Thanks for that additional context Mats. I did want to follow up on US vs ex-US P1 trials.
At this point, Pfizer and Moderna have consistently gotten mRNA vaccines into US trials in ~2 months after receiving a new sequence. Are the timelines to starting a trial in Australia/South Africa/elsewhere considerably shorter?
As a comment, big pharma does perform vaccine trials in the global South, although this is more about seasonality than speed. Pfizer performed a major P1/P2 trial for their RSV vaccine in Australia, because the timing of RSV season in Australia matched well with the development timelines for the drug.
One of the main arguments I see in favor of US or EU P1 trials is that the FDA/EMA are the most sophisticated regulatory agencies, and will provide more useful feedback on your development plan than other agencies. This is particularly relevant if you intend to eventually market a drug in the US, since the FDA only accepts foreign trial data if the study was conducted according to FDA requirements. Since Alvea wasn’t really targeting the US market, this is less of a consideration. Still, what do you make of this argument?
I’d also mention that once you get to the P3/BLA stage, filling in a country with a less sophisticated regulatory agency can be a burden. My own experience is that FDA/EMA/Japan are more willing to let sponsors deviate from official guidelines if there is a good scientific justification. Meanwhile, other agencies lack the expertise to assess drugs on the merits and will fall back to saying that you must follow the guidelines. For instance, I’ve been in the maddening position before of having agencies in small countries repeatedly cite FDA guidance to argue that we need to make some change to our plans, despite the fact that our drug was already approved by the FDA without said change!
Hi Matthew, thanks for engaging and for your thoughtful comments/questions.
In non-pandemic times, yes. Australia has less requirements for a IND-type submission (GMP certificate only needed prior to enrollment, not at submission); you only need the HREC approval (IRB equivalent) and no national regulatory approval (just a rubber stamp); and depending on the indication and competitive pressures you usually get faster enrollment.
Agreed. I was talking more about regulatory speed to get into FIH.

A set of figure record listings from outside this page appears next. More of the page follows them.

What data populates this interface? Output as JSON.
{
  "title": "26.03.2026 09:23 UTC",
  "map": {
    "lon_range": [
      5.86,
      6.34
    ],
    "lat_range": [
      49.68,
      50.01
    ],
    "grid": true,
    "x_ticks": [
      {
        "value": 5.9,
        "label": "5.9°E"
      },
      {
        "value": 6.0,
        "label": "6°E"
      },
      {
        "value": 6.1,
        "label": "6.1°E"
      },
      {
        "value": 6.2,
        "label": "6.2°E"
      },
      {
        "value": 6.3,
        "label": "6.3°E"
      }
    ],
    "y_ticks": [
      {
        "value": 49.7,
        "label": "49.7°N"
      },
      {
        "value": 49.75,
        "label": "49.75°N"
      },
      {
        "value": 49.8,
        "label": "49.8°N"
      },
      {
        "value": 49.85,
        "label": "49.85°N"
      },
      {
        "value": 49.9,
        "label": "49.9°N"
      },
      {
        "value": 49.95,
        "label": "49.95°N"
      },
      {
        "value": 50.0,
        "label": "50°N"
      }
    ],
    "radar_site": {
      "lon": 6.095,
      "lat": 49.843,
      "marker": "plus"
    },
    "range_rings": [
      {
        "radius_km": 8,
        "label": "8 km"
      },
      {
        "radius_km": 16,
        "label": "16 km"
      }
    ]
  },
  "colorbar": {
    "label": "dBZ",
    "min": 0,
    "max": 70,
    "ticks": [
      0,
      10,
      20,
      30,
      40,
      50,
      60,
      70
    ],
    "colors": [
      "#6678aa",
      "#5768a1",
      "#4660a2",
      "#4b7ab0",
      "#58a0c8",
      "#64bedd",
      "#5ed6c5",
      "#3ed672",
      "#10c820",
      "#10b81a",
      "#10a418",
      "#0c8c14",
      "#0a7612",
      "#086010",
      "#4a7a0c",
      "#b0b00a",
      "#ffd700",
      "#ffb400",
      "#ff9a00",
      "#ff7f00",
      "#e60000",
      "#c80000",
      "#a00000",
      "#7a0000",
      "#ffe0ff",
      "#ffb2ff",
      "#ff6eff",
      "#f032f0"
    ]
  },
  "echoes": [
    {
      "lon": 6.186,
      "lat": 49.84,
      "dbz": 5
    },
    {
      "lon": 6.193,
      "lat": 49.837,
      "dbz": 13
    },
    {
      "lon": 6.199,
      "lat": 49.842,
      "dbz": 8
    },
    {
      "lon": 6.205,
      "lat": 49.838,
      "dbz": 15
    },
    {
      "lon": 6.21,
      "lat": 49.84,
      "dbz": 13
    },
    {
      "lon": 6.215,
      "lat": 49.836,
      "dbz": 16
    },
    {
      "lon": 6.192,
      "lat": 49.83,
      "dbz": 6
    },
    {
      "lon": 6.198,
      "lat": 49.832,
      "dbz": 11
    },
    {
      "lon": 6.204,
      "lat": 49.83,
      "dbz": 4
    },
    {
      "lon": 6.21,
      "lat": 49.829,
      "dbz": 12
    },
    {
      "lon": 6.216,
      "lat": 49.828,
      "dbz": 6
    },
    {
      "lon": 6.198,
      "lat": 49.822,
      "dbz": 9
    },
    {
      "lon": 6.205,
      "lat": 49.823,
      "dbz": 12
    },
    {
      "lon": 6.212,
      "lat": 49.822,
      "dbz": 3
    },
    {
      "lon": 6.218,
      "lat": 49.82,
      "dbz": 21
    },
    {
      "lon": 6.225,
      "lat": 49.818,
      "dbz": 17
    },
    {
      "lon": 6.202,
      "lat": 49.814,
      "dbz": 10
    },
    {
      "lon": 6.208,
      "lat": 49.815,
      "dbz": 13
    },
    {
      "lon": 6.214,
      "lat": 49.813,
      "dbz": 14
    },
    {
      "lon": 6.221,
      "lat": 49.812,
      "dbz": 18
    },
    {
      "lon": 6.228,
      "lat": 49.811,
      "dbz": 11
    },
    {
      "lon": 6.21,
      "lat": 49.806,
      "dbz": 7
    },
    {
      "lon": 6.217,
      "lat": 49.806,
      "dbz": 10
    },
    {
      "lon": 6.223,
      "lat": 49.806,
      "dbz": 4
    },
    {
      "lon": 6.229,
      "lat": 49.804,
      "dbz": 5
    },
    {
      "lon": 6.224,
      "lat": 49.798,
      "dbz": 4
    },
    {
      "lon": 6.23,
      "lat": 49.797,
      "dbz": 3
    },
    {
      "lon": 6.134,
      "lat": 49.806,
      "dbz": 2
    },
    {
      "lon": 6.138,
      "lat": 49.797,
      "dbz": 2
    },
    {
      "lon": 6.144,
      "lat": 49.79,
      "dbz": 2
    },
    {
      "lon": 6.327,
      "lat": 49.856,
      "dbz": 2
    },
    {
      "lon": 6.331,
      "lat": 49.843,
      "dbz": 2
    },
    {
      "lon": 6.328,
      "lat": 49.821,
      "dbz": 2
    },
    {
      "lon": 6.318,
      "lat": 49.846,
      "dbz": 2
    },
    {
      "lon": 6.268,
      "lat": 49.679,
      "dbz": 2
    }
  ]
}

You can still get a pre-IND meeting with US regulators and get their feedback before or in parallel to conducting a AU P1 (I recommend before, but if there are few/no uncertainties you might consider in parallel). So you don’t have to choose. Agreed that FDA has requirements for foreign data, but it is a low bar (GCP, IRBs, ICs), and you could still get a majority of your data from outside the US. Rule of thumb is you need 20% of your data for an NDA/BLA to be from US populations, but even that rule has been broken successfully.
These are great points, I don’t have a lot of experience with NDA/BLA submissions to foreign countries so your insights are valuable. I’ll just note I was specifying people use Australia for P1. Agree that P2s and P3s are another ballgame.
As the former COO and briefly co-CEO of Alvea, I also endorse Kyle’s reflections!
Lots of props to the team—I admire the work that went in here.
Added my notes about Alvea in a separate post.
Thanks for sharing! I think retrospectives of successful projects are very valuable and always interesting to read.
Thanks for writing this post, and the others, on your experience with Alvea—really interesting reading.
I think the thing that is most impressive to me is that you stopped before you ran out of money and returned money to investors.
That, in my experience, is extremely unusual in the charitable/not for profit sector… where people often keep going with projects that in their heart of hearts they know are not having much or any impact.
I’m curating this post. I really like the honesty in this post. Evidence I have that makes me think it’s doing unusually well here:
There’s not a lot of fluff, or wishy-washy statements
It acknowledges places where you disagreed with other cofounders.
I agree with this, from my outside vantage point. It seems pretty wild how some environments tend to level people up while others do so much less.